Orella Diaz-Salazar, Victoria (2014) El escritor y la ciudad en el nuevo fin de siglo Representación del espacio y autorrepresentación en la escritura autoficcional de Fernando Vallejo. University of Southampton, Faculty of Humanities, Doctoral Thesis, 289pp.
Abstract
In this dissertation I explore how the representation of space and self is articulated in the autofictional writing of the Colombian author Fernando Vallejo (Medellín, 1942), focusing on four texts: Los días azules (1985), El fuego secreto (1987), La Virgen de los sicarios (1994) and El desbarrancadero (2001). I particularly examine what textual strategies are used to convey this articulation, and what perceptions of space and self, as well as what conceptions of the city and the intellectual, inform these texts. Drawing on theory and criticism on autobiography and autofiction, I propose to read in Fernando Vallejo's writing a return of the author-subject -a return of the ‘real’- though that return is taken as an opportunity to explore, in a playful and ironic mode, the fictionality of the notions of subject and identity in the autobiographical text, and to examine the privileged role played by space in that exploration. On one hand, based on theoretical studies of the poetics of space, I seek to demonstrate that, since space is always relative to a point of view, to a certain position -physical, biographical and ideological-, its representation conveys more than just spatial meanings.
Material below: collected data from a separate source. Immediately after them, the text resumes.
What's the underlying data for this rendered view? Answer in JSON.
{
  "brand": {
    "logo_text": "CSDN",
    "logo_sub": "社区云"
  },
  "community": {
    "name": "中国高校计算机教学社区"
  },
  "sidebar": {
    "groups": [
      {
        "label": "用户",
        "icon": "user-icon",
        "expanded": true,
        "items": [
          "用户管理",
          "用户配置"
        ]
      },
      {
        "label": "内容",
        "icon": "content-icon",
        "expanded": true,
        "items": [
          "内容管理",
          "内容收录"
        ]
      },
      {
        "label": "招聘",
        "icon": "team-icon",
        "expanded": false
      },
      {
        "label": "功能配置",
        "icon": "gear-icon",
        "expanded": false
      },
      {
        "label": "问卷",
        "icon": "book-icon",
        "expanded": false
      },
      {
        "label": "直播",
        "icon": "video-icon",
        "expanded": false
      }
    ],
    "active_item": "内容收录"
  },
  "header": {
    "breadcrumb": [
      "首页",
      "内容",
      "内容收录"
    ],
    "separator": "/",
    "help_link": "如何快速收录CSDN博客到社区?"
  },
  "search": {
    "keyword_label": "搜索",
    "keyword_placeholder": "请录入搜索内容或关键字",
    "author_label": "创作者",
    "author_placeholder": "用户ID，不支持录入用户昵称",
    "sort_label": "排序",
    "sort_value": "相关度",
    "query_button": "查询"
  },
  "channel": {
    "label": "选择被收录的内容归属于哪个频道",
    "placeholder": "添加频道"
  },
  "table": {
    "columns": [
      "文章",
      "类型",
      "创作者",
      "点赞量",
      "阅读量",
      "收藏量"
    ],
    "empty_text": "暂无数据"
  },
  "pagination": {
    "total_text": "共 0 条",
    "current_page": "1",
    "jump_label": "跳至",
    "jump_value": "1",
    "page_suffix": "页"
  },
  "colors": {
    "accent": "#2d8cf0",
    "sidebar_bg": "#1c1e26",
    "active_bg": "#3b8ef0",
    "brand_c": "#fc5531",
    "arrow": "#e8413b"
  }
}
I argue that as a product of the gaze of this fragmented subject, of this author who returns, -though not as a guarantor of the truth of what he writes-, space is not only signified, represented, but also functions as a signifying element, condensing cultural, aesthetic and ideological meanings; in sum, a world vision. On the other hand, I show that it is mainly in reference to past and present spaces that images of self, both ambiguous and multiple, are created in the texts. And these images, these self-figurations, which constitute individual creations as much as cultural and social products, reveal in Vallejo’s writing, not just a fictionalizing reconstruction of his personal past, but a critical reading of Colombia’s history, and what Vallejo sees as its disastrous present. In this sense, my contention is that, beyond referring to existing places outside the texts, through the use of proper names and with diverse degrees of mimetism, and thus creating the illusion of reality, or beyond acting as mere background, narrative space functions as a key element in the production of meaning in the texts by Fernando Vallejo examined here.